Chile: a backlog that might be worth it
Chile’s scenario is different. Before the protests that started in October 2019, President Sebastián Piñera sent a pension bill to Congress. Its objectives were to increase the mandatory contribution and give incentives to delay retirement. However, the poorest retirees’ minimum pension doesn’t even cover the basic cost of food.
As a consequence of the recent social crisis in the country, Piñera suppressed the original bill and, instead, made a simple one in a hurry to transfer funds to the poorest pensioners.
The problem in the Chilean case is that the system lacks legitimacy. During Augusto Pinochet’s dictatorship, the pension system was privatized and individual contributions were managed by private Funds Pensions Administrators—differentiating the civilian system from the military’s.
Comparing with the previous pay-as-you-go, the current system improved funds’ investment returns and the final amount of the individual accounts. Chileans question the fairness of the system— some private entity gets profits from “the people” pensions contributions. Also, the Chileans criticize the difference between civilian and military pensions and the fact that the pension amount is correlated with working life earnings instead of a defined one.
France: attaching the symptoms but not the disease
France has a complex system. It is a pay-as-you-go model with 42 separate pension schemes. France has the biggest government in the OECD. It spends 53% of the country’s GDP and the public pension spending is 13.8% of GDP. The OECD’s average is 8.2. The retirement age is 61. The OECD’s average is 64.3. France’s life expectancy is one of the highest in developed countries at 82 years. The problem seems to be the financial sustainability of the French pension system.
Reforming a pension system to make it more sustainable implies, at least, the postponement of the retirement age, increase the return over the investment of the pensions funds, and increase the individual contribution during each person’s working life. Additionally, it is crucial to define what to do with these additional savings. The modification announced by Édouard Philippe, the prime minister of France, in December 2019, contemplates the replacement of the 42 schemes, eliminating those with special privileges. It will also increase the mandatory retirement age to 62, and will give incentives to postpone it even further —ideally until 64, as well as a minimum monthly pension of €1.000.
As it was in 2010 when President Sarkozy tried to make a pension reform, protests occurred immediately.
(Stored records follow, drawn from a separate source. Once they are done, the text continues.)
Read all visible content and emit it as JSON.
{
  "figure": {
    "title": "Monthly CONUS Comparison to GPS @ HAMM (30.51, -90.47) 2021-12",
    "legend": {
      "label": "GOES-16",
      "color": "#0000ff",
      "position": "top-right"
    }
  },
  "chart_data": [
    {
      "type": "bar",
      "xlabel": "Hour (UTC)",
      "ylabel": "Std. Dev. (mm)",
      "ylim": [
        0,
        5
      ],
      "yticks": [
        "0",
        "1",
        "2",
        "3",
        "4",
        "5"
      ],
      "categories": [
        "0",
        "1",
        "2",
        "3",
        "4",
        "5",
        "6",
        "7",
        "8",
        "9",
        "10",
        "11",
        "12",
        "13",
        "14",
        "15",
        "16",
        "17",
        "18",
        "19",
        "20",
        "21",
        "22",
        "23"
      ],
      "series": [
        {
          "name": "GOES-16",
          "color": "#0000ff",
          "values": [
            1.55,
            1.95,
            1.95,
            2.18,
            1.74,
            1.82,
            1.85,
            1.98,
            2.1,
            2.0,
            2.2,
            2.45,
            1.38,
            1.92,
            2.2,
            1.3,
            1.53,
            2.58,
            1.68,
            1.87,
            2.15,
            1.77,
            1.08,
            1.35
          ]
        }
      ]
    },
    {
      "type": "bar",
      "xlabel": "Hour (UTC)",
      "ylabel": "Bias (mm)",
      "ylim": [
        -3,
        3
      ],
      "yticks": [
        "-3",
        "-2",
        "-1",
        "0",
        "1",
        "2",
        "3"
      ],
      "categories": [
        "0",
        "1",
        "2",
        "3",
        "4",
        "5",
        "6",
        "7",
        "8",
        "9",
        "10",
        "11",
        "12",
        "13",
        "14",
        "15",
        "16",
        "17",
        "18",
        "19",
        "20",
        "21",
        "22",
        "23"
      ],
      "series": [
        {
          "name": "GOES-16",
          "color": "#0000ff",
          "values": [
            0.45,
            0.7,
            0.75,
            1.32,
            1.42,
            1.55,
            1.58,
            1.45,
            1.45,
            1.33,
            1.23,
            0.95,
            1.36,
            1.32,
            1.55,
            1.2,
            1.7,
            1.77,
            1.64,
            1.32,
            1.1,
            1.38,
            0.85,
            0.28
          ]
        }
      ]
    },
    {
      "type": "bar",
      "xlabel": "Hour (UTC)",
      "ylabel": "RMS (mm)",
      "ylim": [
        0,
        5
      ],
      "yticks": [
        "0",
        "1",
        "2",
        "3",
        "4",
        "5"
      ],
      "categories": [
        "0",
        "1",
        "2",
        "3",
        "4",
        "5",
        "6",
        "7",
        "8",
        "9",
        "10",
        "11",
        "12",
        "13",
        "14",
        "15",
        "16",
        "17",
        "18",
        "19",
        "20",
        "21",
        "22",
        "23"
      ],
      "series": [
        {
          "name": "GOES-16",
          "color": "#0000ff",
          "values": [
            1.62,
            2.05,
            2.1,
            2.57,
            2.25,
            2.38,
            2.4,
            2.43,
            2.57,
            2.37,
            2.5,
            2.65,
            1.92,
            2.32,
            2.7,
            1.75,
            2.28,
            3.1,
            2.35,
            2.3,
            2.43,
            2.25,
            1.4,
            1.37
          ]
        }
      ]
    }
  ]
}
This time it’s not just about the retirement age, but also the discontent of some unions that benefit from the 42 schemes.
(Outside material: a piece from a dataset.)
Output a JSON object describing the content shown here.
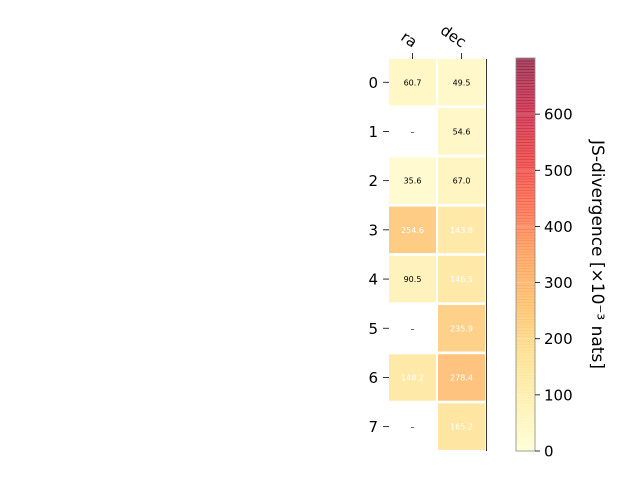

Even though the French reform is going in the right direction, it doesn’t seem to make the system sustainable, since it doesn’t introduce a capitalization system for the additional savings as Denmark and Canada have done successfully. Also, the retirement age seems to be still too low given life expectancy. The reform will also face a very difficult sociopolitical front.
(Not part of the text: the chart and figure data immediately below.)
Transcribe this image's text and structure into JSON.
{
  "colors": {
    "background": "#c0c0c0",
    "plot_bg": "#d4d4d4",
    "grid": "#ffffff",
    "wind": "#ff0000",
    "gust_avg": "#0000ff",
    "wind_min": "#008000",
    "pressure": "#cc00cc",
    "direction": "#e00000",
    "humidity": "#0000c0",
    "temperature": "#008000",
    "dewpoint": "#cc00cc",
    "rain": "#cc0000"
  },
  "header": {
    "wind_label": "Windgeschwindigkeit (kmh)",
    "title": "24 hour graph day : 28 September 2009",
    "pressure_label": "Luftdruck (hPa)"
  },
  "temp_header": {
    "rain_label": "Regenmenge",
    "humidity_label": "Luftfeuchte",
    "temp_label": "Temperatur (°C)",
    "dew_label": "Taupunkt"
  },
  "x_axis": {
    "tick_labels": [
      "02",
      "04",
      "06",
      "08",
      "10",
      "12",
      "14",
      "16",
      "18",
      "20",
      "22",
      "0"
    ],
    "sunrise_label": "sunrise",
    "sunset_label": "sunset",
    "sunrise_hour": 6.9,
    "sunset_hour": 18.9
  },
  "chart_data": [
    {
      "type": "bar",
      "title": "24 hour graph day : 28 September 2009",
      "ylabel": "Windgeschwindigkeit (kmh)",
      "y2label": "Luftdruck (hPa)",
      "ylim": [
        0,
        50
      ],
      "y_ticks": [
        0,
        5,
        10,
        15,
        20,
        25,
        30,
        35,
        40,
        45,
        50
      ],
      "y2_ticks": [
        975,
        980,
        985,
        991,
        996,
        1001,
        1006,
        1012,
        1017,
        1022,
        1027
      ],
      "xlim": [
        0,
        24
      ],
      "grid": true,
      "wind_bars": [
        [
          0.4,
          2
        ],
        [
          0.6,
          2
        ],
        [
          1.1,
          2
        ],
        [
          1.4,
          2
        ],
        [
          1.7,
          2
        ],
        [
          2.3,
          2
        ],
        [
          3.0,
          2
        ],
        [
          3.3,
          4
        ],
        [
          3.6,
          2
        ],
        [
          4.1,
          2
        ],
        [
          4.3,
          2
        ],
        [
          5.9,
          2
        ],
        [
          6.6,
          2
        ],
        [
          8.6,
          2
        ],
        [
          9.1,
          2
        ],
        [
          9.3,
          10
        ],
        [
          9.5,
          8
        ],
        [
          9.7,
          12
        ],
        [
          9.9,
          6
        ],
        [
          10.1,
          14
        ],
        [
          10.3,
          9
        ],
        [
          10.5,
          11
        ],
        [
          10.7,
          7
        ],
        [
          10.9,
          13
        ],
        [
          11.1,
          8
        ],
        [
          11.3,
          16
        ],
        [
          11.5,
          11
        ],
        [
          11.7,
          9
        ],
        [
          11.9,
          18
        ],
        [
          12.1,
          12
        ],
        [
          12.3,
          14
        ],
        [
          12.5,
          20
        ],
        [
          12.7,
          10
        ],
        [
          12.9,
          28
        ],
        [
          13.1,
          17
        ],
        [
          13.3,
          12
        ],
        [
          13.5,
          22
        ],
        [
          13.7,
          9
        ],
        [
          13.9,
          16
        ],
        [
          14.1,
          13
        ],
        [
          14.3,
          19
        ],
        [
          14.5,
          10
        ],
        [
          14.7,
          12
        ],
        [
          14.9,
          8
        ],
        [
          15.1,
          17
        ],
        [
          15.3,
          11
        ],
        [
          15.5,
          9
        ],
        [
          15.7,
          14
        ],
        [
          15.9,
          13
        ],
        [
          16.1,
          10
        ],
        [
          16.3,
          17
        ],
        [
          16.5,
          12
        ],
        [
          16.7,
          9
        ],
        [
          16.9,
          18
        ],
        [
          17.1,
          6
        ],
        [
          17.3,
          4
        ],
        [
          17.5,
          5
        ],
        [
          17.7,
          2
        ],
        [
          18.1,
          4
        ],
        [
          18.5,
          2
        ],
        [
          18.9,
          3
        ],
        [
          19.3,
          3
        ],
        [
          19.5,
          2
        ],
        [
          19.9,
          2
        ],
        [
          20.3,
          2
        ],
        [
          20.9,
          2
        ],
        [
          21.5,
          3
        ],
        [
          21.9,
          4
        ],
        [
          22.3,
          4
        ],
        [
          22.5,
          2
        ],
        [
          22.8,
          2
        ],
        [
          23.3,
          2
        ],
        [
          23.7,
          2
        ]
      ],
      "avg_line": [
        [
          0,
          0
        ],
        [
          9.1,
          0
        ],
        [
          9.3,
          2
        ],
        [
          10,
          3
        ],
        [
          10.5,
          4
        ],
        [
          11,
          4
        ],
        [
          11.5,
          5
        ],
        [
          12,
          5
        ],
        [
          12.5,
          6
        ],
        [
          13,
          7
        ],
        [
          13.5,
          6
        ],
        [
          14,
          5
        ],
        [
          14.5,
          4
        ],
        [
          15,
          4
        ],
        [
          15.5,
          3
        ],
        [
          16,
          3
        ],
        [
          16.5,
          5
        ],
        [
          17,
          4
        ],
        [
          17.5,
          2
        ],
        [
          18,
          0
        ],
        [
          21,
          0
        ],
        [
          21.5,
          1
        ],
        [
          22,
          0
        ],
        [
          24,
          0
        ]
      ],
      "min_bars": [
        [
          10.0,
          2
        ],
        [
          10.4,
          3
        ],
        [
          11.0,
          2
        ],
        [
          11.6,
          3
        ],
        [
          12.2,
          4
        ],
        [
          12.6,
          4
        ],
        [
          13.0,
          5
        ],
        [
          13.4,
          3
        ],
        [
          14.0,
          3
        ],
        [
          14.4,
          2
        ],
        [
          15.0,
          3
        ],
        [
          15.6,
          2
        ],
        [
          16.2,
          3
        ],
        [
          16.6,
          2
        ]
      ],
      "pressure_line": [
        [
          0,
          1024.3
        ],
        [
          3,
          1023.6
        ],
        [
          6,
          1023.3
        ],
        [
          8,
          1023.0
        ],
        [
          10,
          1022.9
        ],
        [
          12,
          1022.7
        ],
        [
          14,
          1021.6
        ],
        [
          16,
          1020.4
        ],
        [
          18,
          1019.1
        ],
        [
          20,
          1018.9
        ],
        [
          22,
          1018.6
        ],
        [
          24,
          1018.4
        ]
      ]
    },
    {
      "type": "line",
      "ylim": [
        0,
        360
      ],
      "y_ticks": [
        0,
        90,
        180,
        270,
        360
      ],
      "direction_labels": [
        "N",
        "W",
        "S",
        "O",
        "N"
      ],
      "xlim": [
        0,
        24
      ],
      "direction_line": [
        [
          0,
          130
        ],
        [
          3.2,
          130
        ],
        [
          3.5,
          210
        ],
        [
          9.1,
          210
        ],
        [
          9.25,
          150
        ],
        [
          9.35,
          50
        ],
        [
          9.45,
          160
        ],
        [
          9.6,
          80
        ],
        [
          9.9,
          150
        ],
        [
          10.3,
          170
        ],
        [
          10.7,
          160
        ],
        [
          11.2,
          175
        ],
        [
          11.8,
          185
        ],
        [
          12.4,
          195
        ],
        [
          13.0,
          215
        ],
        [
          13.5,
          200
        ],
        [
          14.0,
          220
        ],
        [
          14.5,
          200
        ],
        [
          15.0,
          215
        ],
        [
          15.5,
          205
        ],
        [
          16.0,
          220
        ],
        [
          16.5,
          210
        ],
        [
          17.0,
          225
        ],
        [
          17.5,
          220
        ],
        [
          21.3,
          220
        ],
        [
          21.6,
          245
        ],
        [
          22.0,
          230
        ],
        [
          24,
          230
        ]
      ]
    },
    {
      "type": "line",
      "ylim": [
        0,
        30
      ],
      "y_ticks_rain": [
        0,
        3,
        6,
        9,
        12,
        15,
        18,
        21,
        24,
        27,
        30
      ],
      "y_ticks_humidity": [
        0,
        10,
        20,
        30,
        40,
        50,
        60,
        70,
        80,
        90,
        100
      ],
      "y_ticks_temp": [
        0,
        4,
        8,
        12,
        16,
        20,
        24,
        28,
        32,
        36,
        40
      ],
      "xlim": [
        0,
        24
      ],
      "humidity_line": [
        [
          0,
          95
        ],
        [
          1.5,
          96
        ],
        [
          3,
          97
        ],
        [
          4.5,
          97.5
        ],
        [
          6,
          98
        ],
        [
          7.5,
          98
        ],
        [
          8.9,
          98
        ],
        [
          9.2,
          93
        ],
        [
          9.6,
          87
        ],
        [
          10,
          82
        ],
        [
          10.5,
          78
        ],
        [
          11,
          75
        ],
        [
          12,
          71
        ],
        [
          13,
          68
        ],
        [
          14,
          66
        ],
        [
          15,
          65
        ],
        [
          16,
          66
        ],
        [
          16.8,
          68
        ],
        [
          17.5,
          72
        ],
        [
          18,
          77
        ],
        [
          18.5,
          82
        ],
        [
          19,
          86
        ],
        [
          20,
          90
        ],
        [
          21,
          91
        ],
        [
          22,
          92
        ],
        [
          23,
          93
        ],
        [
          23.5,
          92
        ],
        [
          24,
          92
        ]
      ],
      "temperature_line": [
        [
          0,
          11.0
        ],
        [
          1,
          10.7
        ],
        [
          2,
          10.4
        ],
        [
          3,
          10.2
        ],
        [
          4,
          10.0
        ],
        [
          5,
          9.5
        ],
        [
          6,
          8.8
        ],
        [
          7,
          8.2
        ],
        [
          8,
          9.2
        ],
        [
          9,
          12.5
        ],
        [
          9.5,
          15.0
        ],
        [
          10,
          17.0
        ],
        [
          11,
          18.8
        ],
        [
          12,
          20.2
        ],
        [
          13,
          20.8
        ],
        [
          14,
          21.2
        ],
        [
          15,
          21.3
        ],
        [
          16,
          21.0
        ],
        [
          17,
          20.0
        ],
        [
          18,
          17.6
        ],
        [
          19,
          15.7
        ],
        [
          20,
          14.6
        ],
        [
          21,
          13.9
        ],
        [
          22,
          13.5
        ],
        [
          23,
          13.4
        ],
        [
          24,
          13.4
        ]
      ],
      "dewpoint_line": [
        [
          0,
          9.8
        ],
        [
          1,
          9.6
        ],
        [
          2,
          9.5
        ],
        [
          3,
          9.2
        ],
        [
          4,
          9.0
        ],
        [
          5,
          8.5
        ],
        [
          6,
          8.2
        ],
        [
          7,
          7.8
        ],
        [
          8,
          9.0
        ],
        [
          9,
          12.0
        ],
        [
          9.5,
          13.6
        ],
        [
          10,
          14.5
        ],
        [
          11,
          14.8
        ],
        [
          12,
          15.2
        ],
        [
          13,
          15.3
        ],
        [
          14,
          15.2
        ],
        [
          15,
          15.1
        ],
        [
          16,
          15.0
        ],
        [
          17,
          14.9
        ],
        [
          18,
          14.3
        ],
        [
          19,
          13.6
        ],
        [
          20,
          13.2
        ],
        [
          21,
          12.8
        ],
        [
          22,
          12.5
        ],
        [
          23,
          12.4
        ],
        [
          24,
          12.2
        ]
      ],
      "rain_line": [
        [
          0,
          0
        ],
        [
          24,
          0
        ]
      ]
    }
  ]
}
So, which country is better prepared for this challenge?
In terms of policy implementation, Brazil seems to be the most easy-going. The reform has been already approved, but it still doesn’t address Brazil’s income inequality.
Despite France being better prepared than the other two countries in institutional terms— democracy, income and wealth distribution, and state capacity— its reforming strategy is similar to Brazil’s: repairing some mechanical failures without watching the engine.
Chile is likely to produce greater reform as the country is immersed in deep conversations on a new constitutional process. Chileans are trying to redefine its institutional frameworks more than focusing on particular policies. Considering that, pension’s reform is still urgent and waiting for the new Constitution approval might be too long, the new Carta Magna could give legitimacy to the system, guaranteeing ulterior and deeper reforms.